Nombre de pages : 160 pages

 

Mots-clés : introspection, nouveau roman, Oulipo

 

Résumé personnel

Un personnage, dont on ne connait pas le nom, prend soudain conscience de sa réalité. Il arrête de vivre selon les conventions et ce que la société attend de lui, il décide de tout simplement vivre. Il ne fait rien de ses journées et passe son temps à analyser ce qui l’entoure, les bruits, les décors,…

Extrait

Lorsque je n’ai plus ressenti ni joie ni douleur pendant un certain temps et que j’ai goûté à la médiocrité tiède et insipide de ces journées prétendument agréables, mon âme naïve est agitée par une souffrance et une détresse particulièrement violentes. Alors, je jette à la face béate de la divinité satisfaite et somnolente la vielle rouillée qui accompagne mon chant de grâce, préférant à cette température moyenne et saine la morsure d’une douleur intérieure cuisante, proprement infernale. Je sens brûler en moi un désir sauvage d’éprouver des sentiments intenses, , des sensations ; une rage contre cette existence en demi-teinte, plate, uniforme et stérile ; une envie furieuse de détruire quelque chose, un grand magasin, par exemple, une cathédrale, ou moi-même ; une envie de commettre des actes absurdes et téméraires, d’arracher leur perruque à quelques idoles vénérées, de munir deux ou trois écoliers rebelles du billet tellement désiré qui leur permettrait de partir pour Hambourg, de séduire une petite jeune fille ou de tordre le cou à quelques représentants de l’ordre bourgeois. Car rien ne m’inspire un sentiment plus vif de haine, d’horreur et d’exécration que ce contentement, cette bonne santé, ce bien-être, cet optimisme irréprochable du bourgeois, cette volonté de faire prospérer généreusement le médiocre, le normal, le passable.

 

Mot sur l’auteur

Georges Perec est un écrivain français du XXème siècle. Membre de l’Oulipo, Perec écrit selon certaines contraintes formelles, littéraires ou mathématiques. En 1965, Georges Perec remporte le Prix Renaudot pour son premier roman Les choses.

 

Avis personnel sur le livre

C’est une belle réflexion sur la vie et ce qu’elle est dans son essence. Qu’est ce qu’il nous reste quand nous cessons d’être un être social ? Que représente une vie qui suit simplement son cours, sans interaction particulière avec le reste de la société ? Personnellement, j’ai beaucoup aimé suivre le parcours d’un homme qui se pose des questions existentielles et qui décide de réellement prendre conscience de son quotidien, c’était très rafraîchissant.

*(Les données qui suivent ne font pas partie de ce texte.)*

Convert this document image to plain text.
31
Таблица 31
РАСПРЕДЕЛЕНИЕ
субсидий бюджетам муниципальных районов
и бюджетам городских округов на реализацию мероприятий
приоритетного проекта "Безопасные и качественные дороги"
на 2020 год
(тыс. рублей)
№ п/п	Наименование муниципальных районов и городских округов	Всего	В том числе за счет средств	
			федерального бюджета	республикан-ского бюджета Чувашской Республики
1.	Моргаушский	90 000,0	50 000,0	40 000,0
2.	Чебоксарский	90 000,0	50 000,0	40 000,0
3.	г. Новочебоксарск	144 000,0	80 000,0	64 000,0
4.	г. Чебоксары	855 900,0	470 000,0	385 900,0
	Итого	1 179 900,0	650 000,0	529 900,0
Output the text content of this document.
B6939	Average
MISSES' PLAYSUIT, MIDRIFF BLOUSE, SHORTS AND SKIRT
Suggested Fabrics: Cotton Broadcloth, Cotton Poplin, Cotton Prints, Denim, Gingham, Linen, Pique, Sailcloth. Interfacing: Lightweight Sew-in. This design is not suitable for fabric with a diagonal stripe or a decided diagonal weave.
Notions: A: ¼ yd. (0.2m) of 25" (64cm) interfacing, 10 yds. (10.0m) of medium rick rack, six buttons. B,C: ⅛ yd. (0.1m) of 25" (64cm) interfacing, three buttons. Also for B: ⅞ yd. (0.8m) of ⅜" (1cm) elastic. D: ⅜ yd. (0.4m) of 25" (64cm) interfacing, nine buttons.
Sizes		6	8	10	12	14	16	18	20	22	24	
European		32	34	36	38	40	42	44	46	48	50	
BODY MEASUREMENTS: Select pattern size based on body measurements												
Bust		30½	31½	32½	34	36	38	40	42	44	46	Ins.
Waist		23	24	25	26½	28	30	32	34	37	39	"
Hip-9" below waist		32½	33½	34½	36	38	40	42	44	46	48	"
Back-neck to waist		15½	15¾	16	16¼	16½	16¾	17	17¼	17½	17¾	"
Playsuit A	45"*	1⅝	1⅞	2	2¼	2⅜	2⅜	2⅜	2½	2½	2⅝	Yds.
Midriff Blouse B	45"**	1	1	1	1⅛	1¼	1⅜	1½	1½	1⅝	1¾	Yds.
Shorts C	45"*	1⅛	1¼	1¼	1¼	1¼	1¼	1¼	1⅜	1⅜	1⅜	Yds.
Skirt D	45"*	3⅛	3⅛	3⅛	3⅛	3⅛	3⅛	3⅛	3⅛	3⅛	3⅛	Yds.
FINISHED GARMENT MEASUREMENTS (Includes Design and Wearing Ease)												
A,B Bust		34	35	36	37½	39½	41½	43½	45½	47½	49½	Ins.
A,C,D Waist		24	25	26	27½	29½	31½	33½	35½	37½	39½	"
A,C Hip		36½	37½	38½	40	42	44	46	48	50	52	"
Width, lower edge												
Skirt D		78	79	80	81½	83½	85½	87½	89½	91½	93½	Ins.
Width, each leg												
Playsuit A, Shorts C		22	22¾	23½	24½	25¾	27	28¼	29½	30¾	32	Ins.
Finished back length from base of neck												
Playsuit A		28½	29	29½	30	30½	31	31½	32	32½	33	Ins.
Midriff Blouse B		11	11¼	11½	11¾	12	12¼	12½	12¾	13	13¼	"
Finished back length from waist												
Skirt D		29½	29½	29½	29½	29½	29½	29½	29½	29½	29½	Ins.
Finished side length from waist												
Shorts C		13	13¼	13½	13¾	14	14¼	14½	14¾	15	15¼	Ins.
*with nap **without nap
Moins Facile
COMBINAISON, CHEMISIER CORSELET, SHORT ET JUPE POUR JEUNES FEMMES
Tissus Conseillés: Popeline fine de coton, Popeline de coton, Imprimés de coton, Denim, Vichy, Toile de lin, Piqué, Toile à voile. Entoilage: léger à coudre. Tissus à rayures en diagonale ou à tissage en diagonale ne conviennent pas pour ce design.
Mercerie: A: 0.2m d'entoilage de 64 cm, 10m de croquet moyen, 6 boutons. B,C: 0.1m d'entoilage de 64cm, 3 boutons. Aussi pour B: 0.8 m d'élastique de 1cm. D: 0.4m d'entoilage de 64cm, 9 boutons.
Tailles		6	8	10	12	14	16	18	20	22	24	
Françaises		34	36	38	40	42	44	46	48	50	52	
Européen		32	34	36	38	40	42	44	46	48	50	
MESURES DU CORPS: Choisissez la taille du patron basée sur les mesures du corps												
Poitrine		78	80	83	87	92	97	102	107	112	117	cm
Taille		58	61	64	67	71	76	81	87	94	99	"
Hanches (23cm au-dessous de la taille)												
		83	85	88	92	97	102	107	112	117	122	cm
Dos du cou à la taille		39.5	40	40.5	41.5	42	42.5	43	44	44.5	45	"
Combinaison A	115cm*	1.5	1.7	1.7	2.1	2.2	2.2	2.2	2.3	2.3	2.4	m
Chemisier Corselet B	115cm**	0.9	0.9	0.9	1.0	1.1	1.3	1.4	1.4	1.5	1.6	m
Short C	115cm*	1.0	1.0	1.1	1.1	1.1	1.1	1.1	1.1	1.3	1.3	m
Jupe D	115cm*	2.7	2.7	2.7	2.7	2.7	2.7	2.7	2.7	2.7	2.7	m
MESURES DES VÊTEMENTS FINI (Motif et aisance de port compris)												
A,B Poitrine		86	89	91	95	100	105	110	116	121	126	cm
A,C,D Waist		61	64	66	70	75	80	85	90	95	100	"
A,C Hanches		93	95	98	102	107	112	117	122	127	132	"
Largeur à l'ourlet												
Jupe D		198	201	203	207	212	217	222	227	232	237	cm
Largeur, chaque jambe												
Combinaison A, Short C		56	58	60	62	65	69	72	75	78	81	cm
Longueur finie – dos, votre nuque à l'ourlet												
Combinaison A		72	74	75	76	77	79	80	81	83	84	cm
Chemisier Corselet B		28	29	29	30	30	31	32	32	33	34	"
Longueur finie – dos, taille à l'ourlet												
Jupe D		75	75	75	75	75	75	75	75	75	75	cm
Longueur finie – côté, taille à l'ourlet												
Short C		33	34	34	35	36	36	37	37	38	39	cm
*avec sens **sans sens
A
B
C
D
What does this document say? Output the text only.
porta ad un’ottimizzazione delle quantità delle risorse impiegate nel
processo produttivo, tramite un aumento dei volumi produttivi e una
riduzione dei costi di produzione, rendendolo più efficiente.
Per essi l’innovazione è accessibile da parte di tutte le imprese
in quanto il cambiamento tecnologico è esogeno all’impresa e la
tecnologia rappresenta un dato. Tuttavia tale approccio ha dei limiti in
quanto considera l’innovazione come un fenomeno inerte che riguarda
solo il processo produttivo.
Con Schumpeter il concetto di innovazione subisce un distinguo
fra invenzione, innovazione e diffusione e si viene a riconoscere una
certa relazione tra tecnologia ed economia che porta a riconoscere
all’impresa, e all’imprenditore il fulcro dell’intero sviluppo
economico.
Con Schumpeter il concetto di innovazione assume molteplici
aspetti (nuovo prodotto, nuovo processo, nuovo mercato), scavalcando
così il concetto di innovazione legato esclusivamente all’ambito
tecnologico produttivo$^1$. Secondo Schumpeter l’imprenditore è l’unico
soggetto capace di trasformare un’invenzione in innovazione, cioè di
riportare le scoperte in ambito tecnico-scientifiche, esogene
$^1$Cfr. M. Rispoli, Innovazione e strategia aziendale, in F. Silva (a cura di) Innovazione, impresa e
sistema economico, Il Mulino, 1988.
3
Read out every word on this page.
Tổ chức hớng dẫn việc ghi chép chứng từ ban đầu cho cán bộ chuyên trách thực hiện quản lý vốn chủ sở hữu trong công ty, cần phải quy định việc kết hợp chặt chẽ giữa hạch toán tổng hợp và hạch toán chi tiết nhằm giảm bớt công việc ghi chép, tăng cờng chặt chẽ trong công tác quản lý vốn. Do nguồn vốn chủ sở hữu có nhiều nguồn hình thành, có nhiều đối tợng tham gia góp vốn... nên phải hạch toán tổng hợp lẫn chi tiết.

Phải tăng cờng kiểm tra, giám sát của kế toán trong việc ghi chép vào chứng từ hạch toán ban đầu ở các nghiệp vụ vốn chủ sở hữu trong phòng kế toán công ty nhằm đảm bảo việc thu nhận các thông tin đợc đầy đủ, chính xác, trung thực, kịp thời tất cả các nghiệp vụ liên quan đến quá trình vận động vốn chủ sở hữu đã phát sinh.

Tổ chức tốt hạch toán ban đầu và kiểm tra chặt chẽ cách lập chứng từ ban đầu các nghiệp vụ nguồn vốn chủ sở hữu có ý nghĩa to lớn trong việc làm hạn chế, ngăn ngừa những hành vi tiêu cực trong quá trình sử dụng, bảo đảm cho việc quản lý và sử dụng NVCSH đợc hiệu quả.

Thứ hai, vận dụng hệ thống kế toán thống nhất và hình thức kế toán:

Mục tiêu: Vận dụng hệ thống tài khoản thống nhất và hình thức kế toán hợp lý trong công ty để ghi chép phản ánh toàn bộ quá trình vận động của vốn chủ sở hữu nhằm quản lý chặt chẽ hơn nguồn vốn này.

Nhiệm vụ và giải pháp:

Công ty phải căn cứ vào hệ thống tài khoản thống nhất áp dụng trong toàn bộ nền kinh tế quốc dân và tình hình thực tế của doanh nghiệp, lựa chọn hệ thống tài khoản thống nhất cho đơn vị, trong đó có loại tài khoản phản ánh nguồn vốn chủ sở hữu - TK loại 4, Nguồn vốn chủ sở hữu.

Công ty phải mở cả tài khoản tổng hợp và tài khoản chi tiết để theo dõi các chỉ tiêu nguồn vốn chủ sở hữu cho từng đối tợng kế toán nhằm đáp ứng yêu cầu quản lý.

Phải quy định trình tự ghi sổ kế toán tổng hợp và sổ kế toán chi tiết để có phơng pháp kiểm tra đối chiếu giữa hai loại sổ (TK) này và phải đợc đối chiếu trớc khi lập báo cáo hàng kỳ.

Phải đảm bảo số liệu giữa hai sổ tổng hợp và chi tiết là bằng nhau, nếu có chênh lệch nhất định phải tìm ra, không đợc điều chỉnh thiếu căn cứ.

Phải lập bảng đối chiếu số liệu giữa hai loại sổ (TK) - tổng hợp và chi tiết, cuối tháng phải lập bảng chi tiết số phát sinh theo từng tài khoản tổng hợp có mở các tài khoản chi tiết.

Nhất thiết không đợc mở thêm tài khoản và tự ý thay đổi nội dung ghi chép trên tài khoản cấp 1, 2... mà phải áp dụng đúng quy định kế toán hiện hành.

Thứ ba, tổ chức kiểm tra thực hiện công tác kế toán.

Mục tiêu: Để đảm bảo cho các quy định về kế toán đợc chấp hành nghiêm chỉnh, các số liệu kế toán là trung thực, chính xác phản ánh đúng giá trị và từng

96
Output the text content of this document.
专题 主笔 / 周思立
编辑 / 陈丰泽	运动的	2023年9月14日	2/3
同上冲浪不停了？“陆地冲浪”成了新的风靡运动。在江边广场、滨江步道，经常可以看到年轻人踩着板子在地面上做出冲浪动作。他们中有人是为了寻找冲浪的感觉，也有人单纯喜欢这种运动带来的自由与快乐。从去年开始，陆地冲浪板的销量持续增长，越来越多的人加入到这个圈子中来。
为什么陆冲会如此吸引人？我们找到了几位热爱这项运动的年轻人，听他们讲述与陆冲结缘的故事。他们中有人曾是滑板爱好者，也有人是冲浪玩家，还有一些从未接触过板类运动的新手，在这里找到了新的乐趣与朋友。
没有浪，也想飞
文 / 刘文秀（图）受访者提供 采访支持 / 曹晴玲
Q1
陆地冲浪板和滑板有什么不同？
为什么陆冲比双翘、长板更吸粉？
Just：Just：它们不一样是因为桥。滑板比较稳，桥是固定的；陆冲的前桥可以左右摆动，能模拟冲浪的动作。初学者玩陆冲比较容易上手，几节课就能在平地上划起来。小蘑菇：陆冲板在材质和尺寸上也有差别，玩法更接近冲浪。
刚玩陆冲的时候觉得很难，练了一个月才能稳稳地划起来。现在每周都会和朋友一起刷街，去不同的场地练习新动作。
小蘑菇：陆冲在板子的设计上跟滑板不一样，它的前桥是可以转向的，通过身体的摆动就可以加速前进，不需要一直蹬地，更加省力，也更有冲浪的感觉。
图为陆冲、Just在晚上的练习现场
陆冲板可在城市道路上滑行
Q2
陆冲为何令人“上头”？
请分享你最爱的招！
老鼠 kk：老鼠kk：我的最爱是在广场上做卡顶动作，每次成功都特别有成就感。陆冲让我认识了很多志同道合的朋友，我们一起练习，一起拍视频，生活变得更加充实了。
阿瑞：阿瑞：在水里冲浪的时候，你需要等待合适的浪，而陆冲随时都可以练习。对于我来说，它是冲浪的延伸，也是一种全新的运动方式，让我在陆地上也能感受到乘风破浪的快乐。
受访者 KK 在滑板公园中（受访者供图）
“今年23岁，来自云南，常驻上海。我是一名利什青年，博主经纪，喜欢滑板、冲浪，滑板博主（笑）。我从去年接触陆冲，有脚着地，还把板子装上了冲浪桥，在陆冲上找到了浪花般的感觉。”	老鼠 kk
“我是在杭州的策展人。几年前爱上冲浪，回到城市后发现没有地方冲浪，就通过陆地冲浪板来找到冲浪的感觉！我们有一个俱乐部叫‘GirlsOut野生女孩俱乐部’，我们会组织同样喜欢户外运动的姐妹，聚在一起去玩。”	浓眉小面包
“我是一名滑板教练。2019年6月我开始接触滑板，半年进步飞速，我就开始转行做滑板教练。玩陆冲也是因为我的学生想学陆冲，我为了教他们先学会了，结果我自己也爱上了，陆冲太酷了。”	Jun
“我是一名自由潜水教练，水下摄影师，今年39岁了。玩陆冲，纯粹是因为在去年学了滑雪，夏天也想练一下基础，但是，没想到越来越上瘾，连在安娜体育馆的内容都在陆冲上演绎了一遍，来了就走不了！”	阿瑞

Evidemment, il faut aimer le genre « Nouveau roman », c’est très déconstruit par rapport aux codes de lecture habituels. Il n’y a pas de véritable fil rouge à l’histoire si ce n’est celui du fil de la pensée du personnage principal. Il va et vient dans ses réflexions et c’est vrai qu’il est parfois difficile à suivre. Mais malgré tout j’ai trouvé ce livre captivant ! Il n’y a aucune intrigue particulière et je pense que l’astuce quand on lit ce genre de livre est de ne pas essayer de comprendre le narrateur… Personnellement j’ai lu ce livre comme une suite de piste de réflexions sur l’existence et c’est pourquoi il m’a autant plu.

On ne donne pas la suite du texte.